Researchers at Security Verification, a pioneering AI lab, have just published a study on the concept of Engels’ Pause in the context of artificial intelligence.
A Glimpse into the Limits of AI Growth
The term “Engels’ Pause” originates from the work of Friedrich Engels, a 19th-century German philosopher. He noticed that the growth of the working class in the Industrial Revolution slowed down as capitalism became more established. Security Verification’s researchers have applied a similar logic to AI development, suggesting that its growth might slow down as it reaches a certain level of maturity.
Their study explores how AI’s ability to improve itself can be both a blessing and a curse. On one hand, this self-improvement enables AI to solve complex problems and learn from vast amounts of data. On the other hand, it can lead to an explosion of complexity, making it challenging for AI to continue improving at the same rate.

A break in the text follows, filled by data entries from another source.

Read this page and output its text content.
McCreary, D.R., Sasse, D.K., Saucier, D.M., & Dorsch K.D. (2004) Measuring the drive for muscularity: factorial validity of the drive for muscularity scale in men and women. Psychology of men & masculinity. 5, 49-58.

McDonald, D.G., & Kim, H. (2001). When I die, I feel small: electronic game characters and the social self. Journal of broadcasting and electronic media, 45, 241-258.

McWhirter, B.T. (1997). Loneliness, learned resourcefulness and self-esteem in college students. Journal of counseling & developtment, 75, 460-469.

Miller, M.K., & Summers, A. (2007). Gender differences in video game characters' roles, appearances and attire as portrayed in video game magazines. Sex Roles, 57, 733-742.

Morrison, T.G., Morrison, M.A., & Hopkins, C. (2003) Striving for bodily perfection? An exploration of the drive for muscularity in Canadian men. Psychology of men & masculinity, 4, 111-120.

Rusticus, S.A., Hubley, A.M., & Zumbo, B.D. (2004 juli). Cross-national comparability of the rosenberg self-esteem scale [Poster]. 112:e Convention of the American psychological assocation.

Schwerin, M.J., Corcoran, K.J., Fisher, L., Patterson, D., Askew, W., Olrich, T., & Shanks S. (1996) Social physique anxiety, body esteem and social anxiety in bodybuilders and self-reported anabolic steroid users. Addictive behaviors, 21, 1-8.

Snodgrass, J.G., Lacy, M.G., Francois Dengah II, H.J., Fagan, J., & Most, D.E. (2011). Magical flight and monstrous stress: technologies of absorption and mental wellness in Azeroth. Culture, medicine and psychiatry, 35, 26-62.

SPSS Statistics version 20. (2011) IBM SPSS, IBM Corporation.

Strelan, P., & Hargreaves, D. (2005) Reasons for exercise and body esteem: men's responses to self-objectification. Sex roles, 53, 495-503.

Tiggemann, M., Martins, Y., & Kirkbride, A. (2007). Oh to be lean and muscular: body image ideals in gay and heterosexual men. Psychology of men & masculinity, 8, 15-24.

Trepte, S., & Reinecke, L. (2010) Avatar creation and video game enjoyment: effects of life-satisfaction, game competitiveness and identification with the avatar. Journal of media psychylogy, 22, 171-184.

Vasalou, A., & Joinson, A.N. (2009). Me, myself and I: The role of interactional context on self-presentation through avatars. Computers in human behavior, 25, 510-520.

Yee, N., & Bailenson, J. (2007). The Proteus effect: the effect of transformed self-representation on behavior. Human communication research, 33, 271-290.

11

Engels’ Pause in AI Systems
The researchers argue that Engels’ Pause in AI can manifest in different ways, such as plateaus in performance improvement or even a decrease in efficiency due to increased complexity. This phenomenon can occur when AI systems become too large or too interconnected, making it difficult for them to optimize their performance further.

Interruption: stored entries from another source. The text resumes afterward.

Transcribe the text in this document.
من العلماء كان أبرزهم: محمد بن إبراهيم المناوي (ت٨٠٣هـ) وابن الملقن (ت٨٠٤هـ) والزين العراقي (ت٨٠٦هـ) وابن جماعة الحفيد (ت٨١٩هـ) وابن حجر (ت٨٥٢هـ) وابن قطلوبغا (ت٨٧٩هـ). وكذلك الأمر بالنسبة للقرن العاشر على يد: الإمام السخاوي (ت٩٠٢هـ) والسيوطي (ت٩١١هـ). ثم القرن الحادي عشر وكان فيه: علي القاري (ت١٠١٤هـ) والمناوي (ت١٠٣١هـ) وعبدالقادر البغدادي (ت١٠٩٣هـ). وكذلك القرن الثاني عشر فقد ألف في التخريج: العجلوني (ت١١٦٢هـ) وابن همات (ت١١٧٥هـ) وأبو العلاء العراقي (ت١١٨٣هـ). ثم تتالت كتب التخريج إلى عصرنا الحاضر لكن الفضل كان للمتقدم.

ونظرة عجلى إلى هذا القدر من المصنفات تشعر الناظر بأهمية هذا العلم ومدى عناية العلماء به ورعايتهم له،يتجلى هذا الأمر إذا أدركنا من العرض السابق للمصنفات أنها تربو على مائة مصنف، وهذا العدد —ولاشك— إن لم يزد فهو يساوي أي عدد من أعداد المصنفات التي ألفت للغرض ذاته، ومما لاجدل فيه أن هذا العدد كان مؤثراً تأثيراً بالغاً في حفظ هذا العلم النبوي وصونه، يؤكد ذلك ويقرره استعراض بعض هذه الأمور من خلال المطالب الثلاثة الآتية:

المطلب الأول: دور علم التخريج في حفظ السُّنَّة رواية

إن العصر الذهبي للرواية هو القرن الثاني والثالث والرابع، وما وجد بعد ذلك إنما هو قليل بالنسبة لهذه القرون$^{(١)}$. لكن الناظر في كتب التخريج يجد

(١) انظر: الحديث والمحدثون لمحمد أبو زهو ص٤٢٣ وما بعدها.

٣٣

One example of Engels’ Pause in action is seen in the performance of state-of-the-art language models. Despite significant advances in recent years, these models have started to show plateaued performance in certain tasks, such as question-answering or text summarization.
What this means
The implications of Engels’ Pause in AI are far-reaching. If the growth of AI continues to slow down, it may lead to a shift in the way we develop and use AI systems. Instead of focusing on making AI more powerful, we may need to prioritize making it more efficient, transparent, and explainable. This could lead to more practical and sustainable AI applications, but it will also require significant changes in our approach to AI development.